Lo anterior no elimina —al contrario— el carácter moral de la guerra (mientras la guerra se libre con seres humanos no podrá separarse de la vida moral), sobre la que recae una regla básica: no se dispara al que se rinde, ni se asesina el enemigo herido. Otra cuestión básica es que los enemigos no lo son personalmente, ya que la guerra no es una relación entre personas sino entre entidades políticas que se enfrentan con instrumentos humanos. Y esos instrumentos, los soldados, no son responsables de la (declaración de) guerra (lo que atañe al ius ad bellum), pero sí de su propia conducta en ella (campo del ius in bello), por lo que no carecen por completo de responsabilidad, pese a que nuestro Francisco de Vitoria —«el mejor de los escolásticos»— optara por disculparlos y hacer recaer la responsabilidad sobre el príncipe.

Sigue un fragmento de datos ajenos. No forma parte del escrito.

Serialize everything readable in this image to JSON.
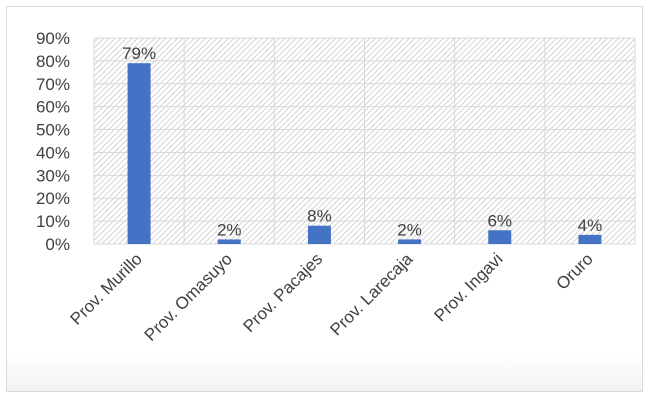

El marco de todo el asunto es lo que Walzer llama la convención bélica: el conjunto de normas, acuerdos, costumbres, principios… que dan forma a nuestros juicios sobre la conducta militar. Y lo espinoso del mismo es que esa convención haya sido debatida, criticada y revisada durante muchos siglos, y siga siendo imperfecta. Entre otras cosas, porque «la guerra es tan horrorosa que nos vuelve cínicos respecto a la posibilidad de hacerla con restricciones y luego empeora tanto que logra que nos indignemos ante la ausencia de cortapisas; nuestro cinismo es testimonio de la imperfección de la convención bélica y nuestra indignación da fe de su realidad y su dureza». Como señalara von Moltke, «en la guerra, la mayor gentileza consiste en concluirla con rapidez», para lo que se requieren todos los medios salvo los absolutamente cuestionables. En esa delgada línea entre Escila y Caribdis se mueve todo lo que tiene que ver con la guerra justa y el autor aporta numerosas precisiones y consideraciones iluminadoras.

Agresión y autodefensa

La segunda de las cinco partes del libro se centra en la teoría de la agresión, que es el nombre que damos al crimen de guerra (y que es un crimen porque interrumpe un estado de paz). Dada la existencia de una sociedad internacional con una ley que establece los derechos de sus miembros, sobre todo los derechos de integridad territorial y soberanía política, cualquier uso de la fuerza o amenaza de un inminente uso de la fuerza por parte de un Estado contra la soberanía política o la integridad territorial de otro Estado constituye una agresión y es un acto criminal que justifica la resistencia mediante el uso de la fuerza. Esa guerra de autodefensa la puede emprender la víctima en solitario o con la ayuda de cualquier otro miembro de la sociedad internacional para hacer cumplir la ley («cualquiera puede venir a ayudar a la víctima y utilizar la fuerza necesaria contra el agresor e incluso hacer cualquier cosa que sea el equivalente internacional del arresto de un ciudadano»). Por lo demás, nada, excepto la agresión, puede justificar la guerra; como escribió Vitoria: «hay una única causa justa para empezar una guerra, a saber, una ofensa recibida». Todo lo anterior constituye una teoría potente y coherente que ha dominado nuestra conciencia moral durante mucho tiempo.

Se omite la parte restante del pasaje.